= Oddvør Johansen =

Faroese writer and organ player

Oddvør Johansen (born 30 October 1941 in Tórshavn) is a Faroese writer and organ player in Tórshavn Cathedral. She writes novels, short stories and children's books.

She has twice received the Faroese Literature Prize, in 1983 and 2002. In 1988 she was awarded with Tórshavn City Council's Children's Book Prize (Barnabókavirðisløn Tórshavnar Býráðs). In 2001 her novel Í morgin er aftur ein dagur was nominated for the Nordic Council's Literature Prize.

== Bibliography ==
- 1982 – Lívsins summar (novel, Faroese Literature Prize, 1983)
  - 1985 – Danish: Livets sommer
  - 1985 – Swedish: Livets sommar
- 1983 – Hundalív í Grindavági (children's book)
- 1988 – Skip í eygsjón (children's book, illustrated by Olivur við Neyst, Barnamentanarheiðursløn Tórshavnar býráðs in 1988)
- 1990 – Bella Katrina (short story)
- 1993 – Ein mamma er ein mamma (novel)
- 1995 – Á káta horninum (short story)
- 1998 – Í morgin er aftur ein dagur (novel, nominated for the Nordic Council's Literature Prize in 2001)
  - I morgen er der atter en dag (translated by Ebba Hentze).

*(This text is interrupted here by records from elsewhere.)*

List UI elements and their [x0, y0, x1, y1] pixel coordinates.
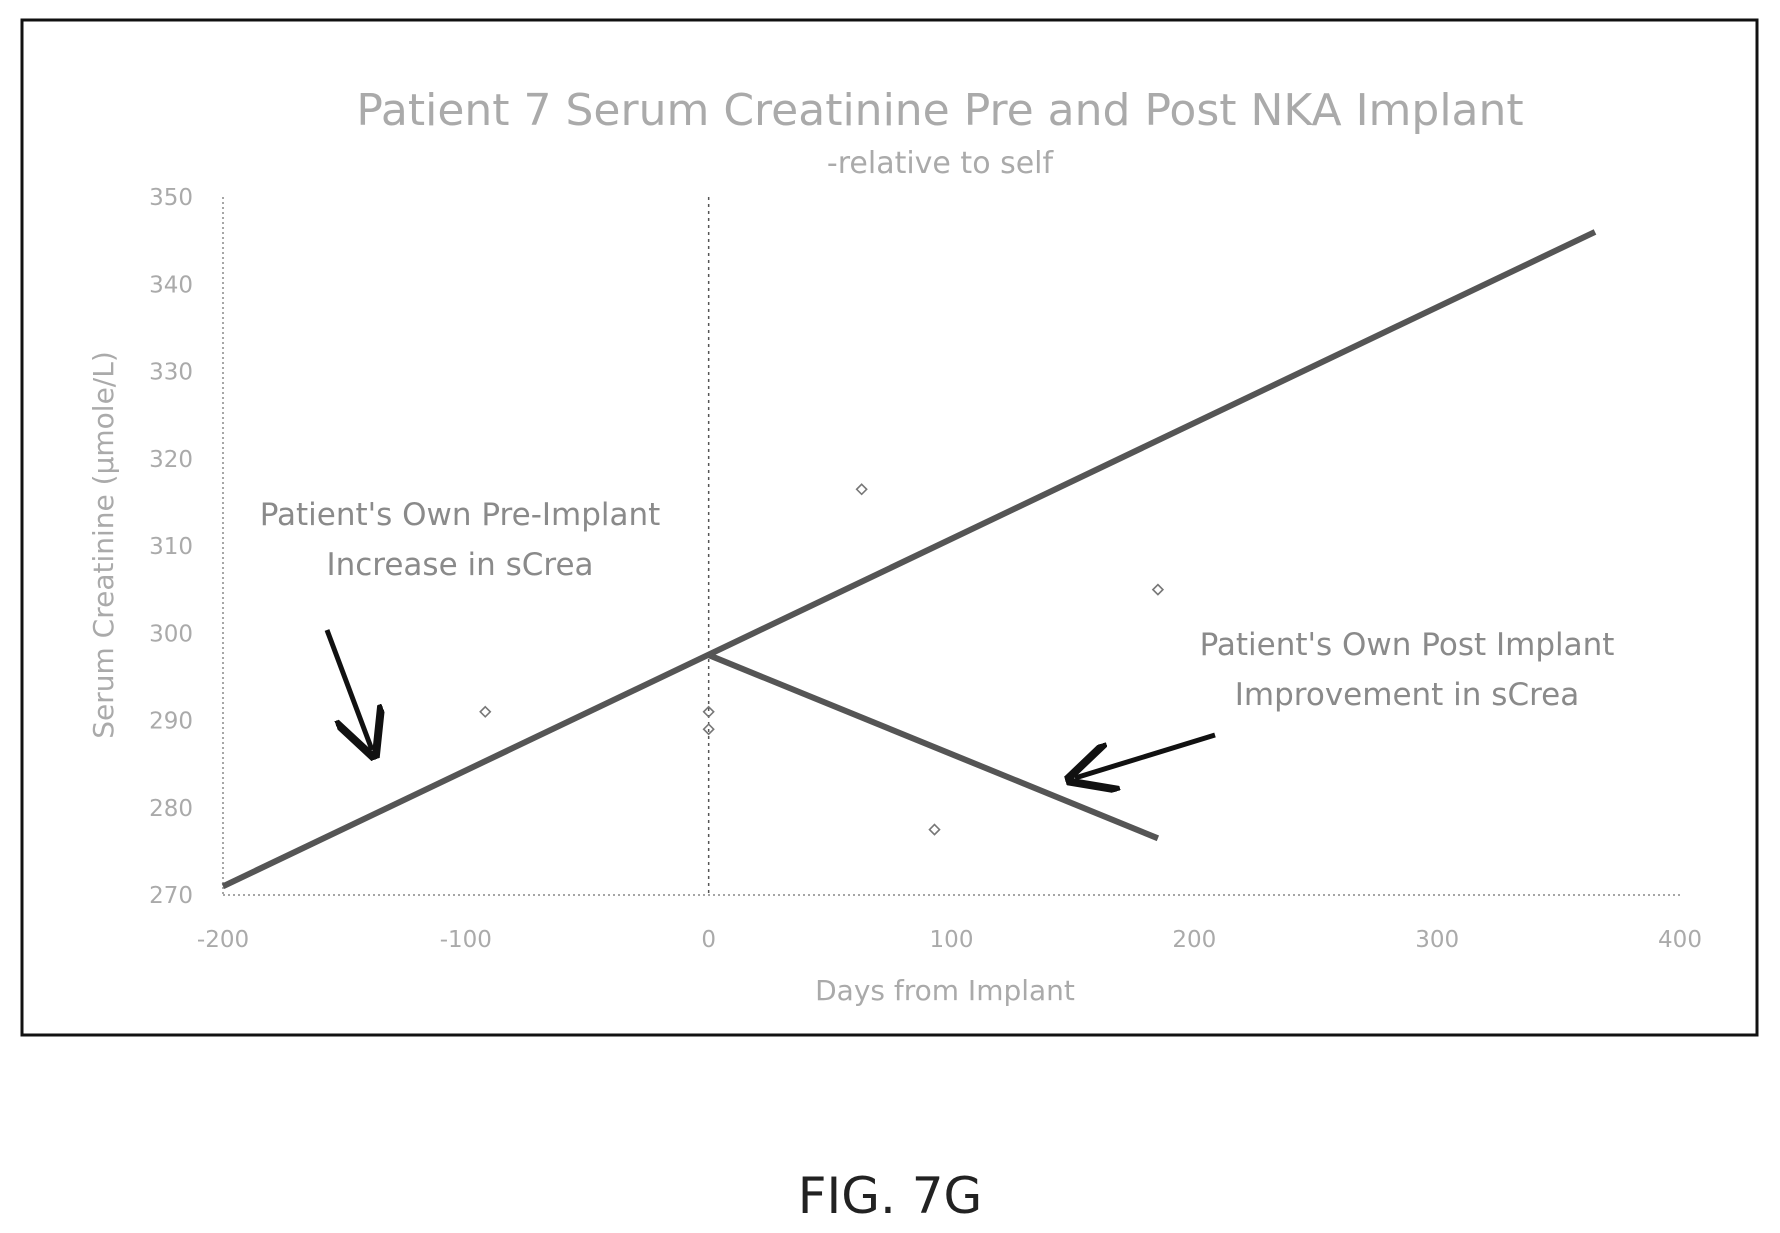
y-tick-label: 280 [149, 796, 193, 822]
x-tick-label: 100 [930, 927, 974, 953]
x-tick-label: 200 [1172, 927, 1216, 953]
y-tick-label: 330 [149, 360, 193, 386]
pre-implant-annotation-arrow [324, 629, 372, 750]
x-tick-label: -200 [197, 927, 249, 953]
y-tick-label: 290 [149, 709, 193, 735]
chart-subtitle: -relative to self [827, 146, 1055, 181]
y-tick-label: 270 [149, 883, 193, 909]
post-implant-trend-line [707, 652, 1160, 842]
data-point [855, 483, 868, 496]
data-point [702, 705, 715, 718]
x-tick-label: 400 [1658, 927, 1702, 953]
x-axis-title: Days from Implant [815, 974, 1075, 1007]
data-point [702, 723, 715, 736]
pre-implant-trend-line [221, 229, 1597, 889]
y-tick-label: 340 [149, 272, 193, 298]
y-tick-label: 300 [149, 621, 193, 647]
figure-caption: FIG. 7G [798, 1167, 983, 1225]
post-implant-annotation-arrow [1075, 732, 1216, 778]
x-tick-label: 0 [701, 927, 716, 953]
pre-implant-annotation-line-2: Increase in sCrea [326, 547, 593, 583]
pre-implant-annotation-line-1: Patient's Own Pre-Implant [260, 497, 661, 533]
y-axis-title: Serum Creatinine (µmole/L) [87, 351, 120, 739]
chart-title: Patient 7 Serum Creatinine Pre and Post … [356, 85, 1523, 136]
data-point [928, 823, 941, 836]
x-tick-label: 300 [1415, 927, 1459, 953]
post-implant-annotation-line-1: Patient's Own Post Implant [1200, 627, 1615, 663]
data-point [1151, 583, 1165, 596]
x-tick-label: -100 [440, 927, 492, 953]
y-tick-label: 350 [149, 185, 193, 211]
y-tick-label: 320 [149, 447, 193, 473]
chart-frame [20, 18, 1759, 1037]
y-tick-label: 310 [149, 534, 193, 560]
post-implant-annotation-line-2: Improvement in sCrea [1235, 677, 1579, 713]
data-point [479, 705, 492, 718]
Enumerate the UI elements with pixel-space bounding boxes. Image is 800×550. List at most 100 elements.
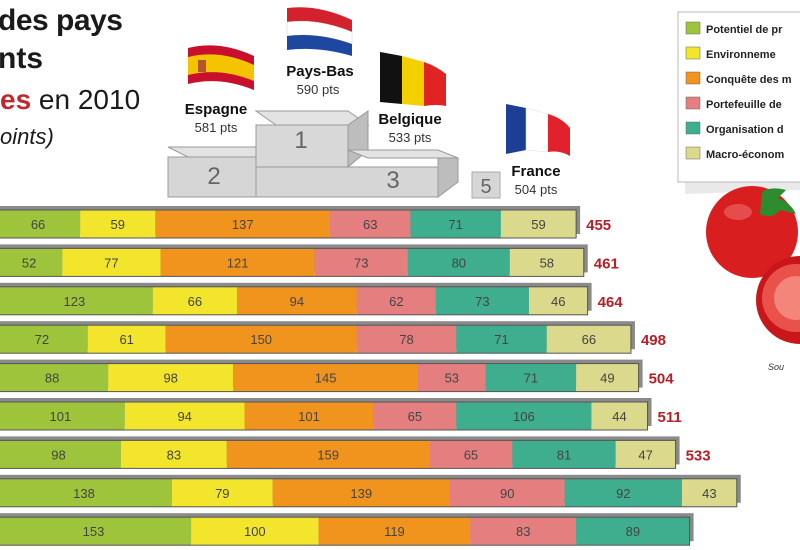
bar-segment xyxy=(576,363,639,392)
bar-segment-label: 119 xyxy=(384,524,405,539)
bar-segment xyxy=(615,440,676,469)
bar-segment-label: 59 xyxy=(111,217,125,232)
bar-segment xyxy=(591,402,648,430)
bar-segment-label: 101 xyxy=(298,409,320,424)
chart-title-line3: es en 2010 xyxy=(0,84,140,116)
bar-segment-label: 65 xyxy=(464,447,478,462)
bar-segment-label: 46 xyxy=(551,294,565,309)
country-name-espagne: Espagne xyxy=(185,101,248,118)
chart-title-line2: nts xyxy=(0,42,43,75)
bar-segment xyxy=(155,210,331,238)
bar-segment xyxy=(171,478,273,507)
bar-segment-label: 98 xyxy=(51,447,65,462)
bar-segment xyxy=(485,363,577,392)
bar-segment-label: 88 xyxy=(45,371,59,386)
bar-segment-label: 106 xyxy=(513,409,535,424)
bar-segment xyxy=(152,286,237,315)
bar-outline xyxy=(0,401,649,431)
bar-segment-label: 59 xyxy=(531,217,545,232)
source-note: Sou xyxy=(768,362,784,372)
bar-segment-label: 66 xyxy=(188,294,202,309)
bar-segment-label: 65 xyxy=(408,409,422,424)
bar-segment xyxy=(528,286,588,315)
bar-segment xyxy=(318,517,471,546)
podium-third-side xyxy=(437,157,459,198)
podium-rank-3: 3 xyxy=(386,167,399,194)
bar-segment xyxy=(314,248,408,277)
bar-total-label: 504 xyxy=(649,371,675,388)
bar-segment-label: 98 xyxy=(163,371,177,386)
bar-total-label: 498 xyxy=(641,332,666,349)
bar-segment-label: 92 xyxy=(616,486,630,501)
country-points-pays-bas: 590 pts xyxy=(297,82,340,97)
bar-segment-label: 52 xyxy=(22,255,36,270)
legend-swatch xyxy=(685,71,701,85)
bar-segment-label: 43 xyxy=(702,486,716,501)
bar-segment xyxy=(233,363,419,392)
bar-segment xyxy=(80,210,156,238)
bar-outline xyxy=(0,247,585,277)
legend-label: Organisation d xyxy=(706,124,784,136)
legend-label: Portefeuille de xyxy=(706,99,782,111)
bar-segment xyxy=(226,440,430,469)
bar-segment xyxy=(160,248,315,277)
bar-segment xyxy=(512,440,616,469)
bar-segment-label: 72 xyxy=(35,332,49,347)
legend-swatch xyxy=(685,21,701,35)
bar-segment-label: 63 xyxy=(363,217,377,232)
rank-5-box xyxy=(471,171,501,199)
bar-segment xyxy=(456,402,592,430)
bar-segment xyxy=(124,402,245,430)
bar-segment xyxy=(0,248,63,277)
bar-segment xyxy=(418,363,486,392)
netherlands-flag-icon xyxy=(286,7,353,56)
bar-outline xyxy=(0,286,589,316)
bar-segment xyxy=(470,517,577,546)
bar-segment-label: 62 xyxy=(389,294,403,309)
bar-segment xyxy=(509,248,584,277)
podium-second-front xyxy=(167,156,257,198)
title-year-text: en 2010 xyxy=(31,84,141,115)
bar-segment xyxy=(0,286,153,315)
bar-segment-label: 123 xyxy=(64,294,86,309)
bar-total-label: 455 xyxy=(586,217,611,234)
bar-segment xyxy=(456,325,547,354)
bar-segment-label: 47 xyxy=(638,447,652,462)
bar-segment-label: 139 xyxy=(350,486,372,501)
bar-segment xyxy=(272,478,450,507)
bar-segment xyxy=(407,248,510,277)
country-name-belgique: Belgique xyxy=(378,111,441,128)
bar-segment xyxy=(356,286,436,315)
country-name-pays-bas: Pays-Bas xyxy=(286,63,354,80)
bar-segment xyxy=(429,440,513,469)
bar-segment xyxy=(0,440,121,469)
bar-segment-label: 121 xyxy=(227,255,249,270)
bar-segment-label: 49 xyxy=(600,371,614,386)
bar-segment-label: 159 xyxy=(317,447,339,462)
bar-segment-label: 138 xyxy=(73,486,95,501)
legend-swatch xyxy=(685,96,701,110)
legend-swatch xyxy=(685,146,701,160)
bar-segment xyxy=(564,478,682,507)
bar-segment xyxy=(236,286,357,315)
bar-total-label: 461 xyxy=(594,255,619,272)
legend-label: Potentiel de pr xyxy=(706,24,783,36)
chart-subtitle-unit: oints) xyxy=(0,124,54,149)
bar-segment-label: 79 xyxy=(215,486,229,501)
podium-rank-1: 1 xyxy=(294,127,307,154)
bar-segment xyxy=(0,210,81,238)
bar-outline xyxy=(0,209,577,239)
bar-segment xyxy=(449,478,565,507)
bar-segment-label: 100 xyxy=(244,524,266,539)
bar-segment-label: 153 xyxy=(83,524,105,539)
legend-label: Conquête des m xyxy=(706,74,792,86)
bar-segment-label: 150 xyxy=(250,332,272,347)
bar-segment xyxy=(576,517,690,546)
bar-segment-label: 89 xyxy=(626,524,640,539)
bar-segment xyxy=(191,517,319,546)
bar-segment xyxy=(0,325,88,354)
bar-segment xyxy=(120,440,227,469)
bar-segment-label: 145 xyxy=(315,371,337,386)
bar-segment xyxy=(356,325,457,354)
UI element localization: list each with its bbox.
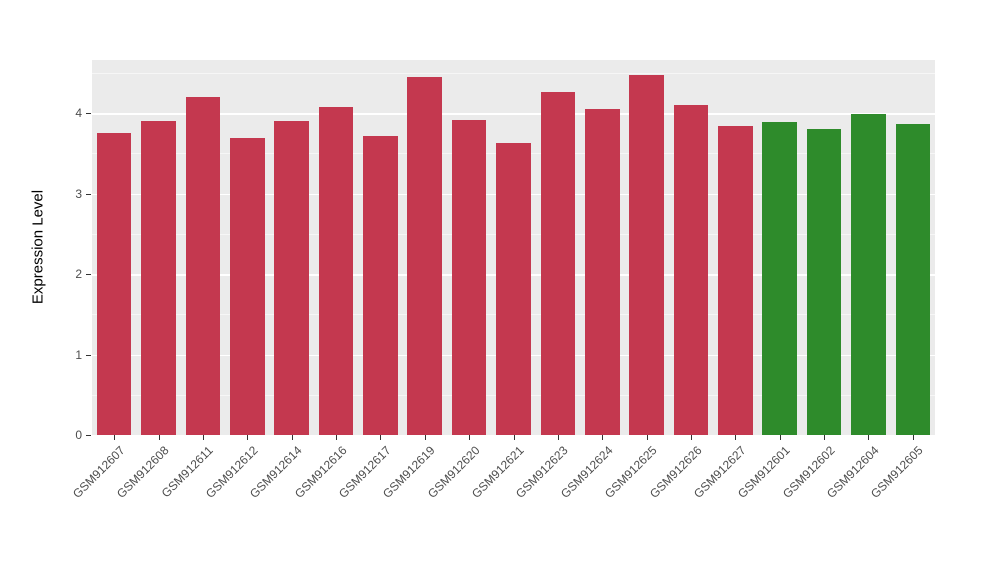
bar-GSM912607 [96,133,132,435]
x-tick-mark [912,435,914,440]
bar-GSM912602 [806,129,842,435]
bar-GSM912617 [363,135,398,435]
y-tick-mark [86,113,91,115]
y-axis-title: Expression Level [29,189,47,305]
x-tick-mark [247,435,249,440]
x-tick-mark [735,435,737,440]
x-tick-mark [336,435,338,440]
x-tick-mark [424,435,426,440]
bar-GSM912611 [185,97,221,435]
bar-GSM912623 [540,92,576,435]
bar-GSM912612 [229,138,265,435]
x-tick-mark [114,435,116,440]
x-tick-mark [380,435,382,440]
y-tick-label: 0 [75,428,82,442]
y-tick-label: 3 [75,186,82,201]
bar-GSM912627 [718,126,753,435]
bar-GSM912621 [496,142,531,435]
x-tick-mark [602,435,604,440]
y-tick-mark [86,354,91,356]
x-tick-mark [158,435,160,440]
y-tick-label: 4 [75,106,82,121]
bar-GSM912605 [895,123,931,435]
minor-gridline [92,72,935,74]
bar-GSM912619 [407,76,443,435]
bar-GSM912625 [629,74,664,435]
bar-GSM912614 [274,121,309,435]
bar-GSM912626 [673,105,709,435]
bar-GSM912616 [318,107,354,435]
plot-area [92,60,935,435]
x-tick-mark [469,435,471,440]
bar-GSM912624 [584,109,620,435]
y-tick-label: 2 [75,267,82,282]
x-tick-mark [824,435,826,440]
x-tick-mark [868,435,870,440]
y-tick-mark [86,274,91,276]
bar-GSM912604 [851,113,886,435]
bar-GSM912601 [762,121,797,435]
bar-GSM912620 [451,120,487,435]
bar-GSM912608 [141,121,176,435]
x-tick-mark [646,435,648,440]
x-tick-mark [513,435,515,440]
y-tick-label: 1 [75,347,82,362]
x-tick-mark [557,435,559,440]
x-tick-mark [291,435,293,440]
major-gridline [92,113,935,115]
x-tick-mark [690,435,692,440]
y-tick-mark [86,435,91,436]
y-tick-mark [86,193,91,195]
x-tick-mark [779,435,781,440]
x-tick-mark [202,435,204,440]
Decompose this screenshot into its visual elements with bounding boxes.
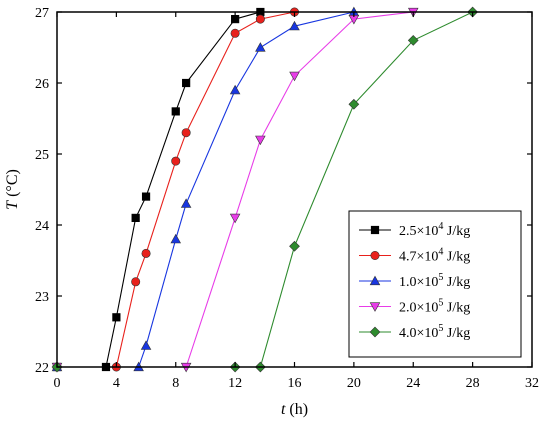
legend-label-exp: 5: [438, 298, 443, 309]
x-tick-label: 20: [347, 376, 361, 391]
y-tick-label: 22: [35, 361, 49, 376]
legend-label-unit: J/kg: [443, 275, 470, 290]
y-tick-label: 25: [35, 148, 49, 163]
legend-label: 4.7×104 J/kg: [399, 247, 470, 265]
legend-label: 4.0×105 J/kg: [399, 323, 470, 341]
legend-entry: 4.0×105 J/kg: [359, 323, 470, 341]
data-point: [182, 78, 191, 88]
legend-label-exp: 4: [438, 247, 443, 258]
x-tick-label: 32: [525, 376, 539, 391]
legend-entry: 1.0×105 J/kg: [359, 272, 470, 290]
data-point: [289, 71, 300, 82]
x-axis-label-var: t: [281, 401, 286, 418]
data-point: [407, 35, 419, 46]
data-point: [229, 213, 241, 224]
x-tick-label: 16: [288, 376, 302, 391]
y-axis-label-unit: (°C): [4, 169, 21, 201]
legend-label-unit: J/kg: [443, 301, 470, 316]
legend-label-unit: J/kg: [443, 326, 470, 341]
legend-label-unit: J/kg: [443, 224, 470, 239]
legend-marker: [370, 225, 380, 235]
legend-entry: 4.7×104 J/kg: [359, 247, 470, 265]
legend-entry: 2.5×104 J/kg: [359, 221, 470, 239]
legend-entry: 2.0×105 J/kg: [359, 298, 470, 316]
data-point: [141, 192, 151, 201]
y-tick-label: 26: [35, 77, 49, 92]
data-point: [348, 98, 360, 110]
legend-label-base: 2.0×10: [399, 301, 438, 316]
x-axis-label-unit: (h): [285, 401, 308, 418]
legend-label: 1.0×105 J/kg: [399, 272, 470, 290]
x-tick-label: 28: [466, 376, 480, 391]
data-point: [171, 107, 180, 116]
data-point: [255, 135, 266, 146]
y-axis-label-var: T: [4, 200, 21, 210]
x-tick-label: 24: [406, 376, 420, 391]
data-point: [255, 14, 265, 24]
x-tick-label: 8: [172, 376, 179, 391]
legend-marker: [369, 275, 381, 286]
series-line: [57, 11, 532, 368]
legend-label: 2.5×104 J/kg: [399, 221, 470, 239]
legend-label-base: 1.0×10: [399, 275, 438, 290]
legend-marker: [369, 326, 381, 338]
y-tick-label: 23: [35, 290, 49, 305]
legend-label: 2.0×105 J/kg: [399, 298, 470, 316]
legend-marker: [370, 251, 380, 261]
x-tick-label: 12: [228, 376, 242, 391]
y-tick-label: 24: [35, 219, 49, 234]
data-point: [140, 340, 152, 350]
data-point: [141, 248, 151, 258]
data-point: [170, 233, 182, 244]
legend-label-base: 2.5×10: [399, 224, 438, 239]
data-point: [171, 156, 181, 166]
legend-label-exp: 4: [438, 221, 443, 232]
data-point: [230, 28, 240, 38]
data-point: [112, 313, 121, 322]
data-point: [289, 240, 300, 252]
legend: 2.5×104 J/kg4.7×104 J/kg1.0×105 J/kg2.0×…: [348, 210, 522, 358]
data-point: [131, 277, 141, 287]
x-tick-label: 0: [54, 376, 61, 391]
series-line: [57, 11, 532, 368]
legend-label-exp: 5: [438, 323, 443, 334]
y-axis-label: T (°C): [4, 169, 21, 210]
x-tick-label: 4: [113, 376, 120, 391]
legend-label-exp: 5: [438, 272, 443, 283]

The book has not been published in Danish yet.
- 2001 – Tá ið eg havi málað summarhúsið (novel, Faroese Literature Prize, 2002)
- 2004 – Sebastians hús (novel)
  - 2005 – Icelandic: Sebastianshús
- 2006 – Úr køksvindeyganum (essays and short stories)
- 2015 – Svanarnir syngja (short stories, essays and memoirs)

== Recognition ==
- 1983 Faroese Literature Prize (Mentanarvirðisløn M. A. Jacobsens) for her novel Lívsins Summar.
- 1988 Barnamentanarheiðursløn Tórshavnar býráðs for her children's book Skip í eygsjón
- 2001 Nominated for the Nordic Council's Literature Prize for her novel Í morgin er aftur ein dagur
- 2002 Faroese Literature Prize (Mentanarvirðisløn M. A. Jacobsens) for her novel Tá ið eg havi málað summarhúsið.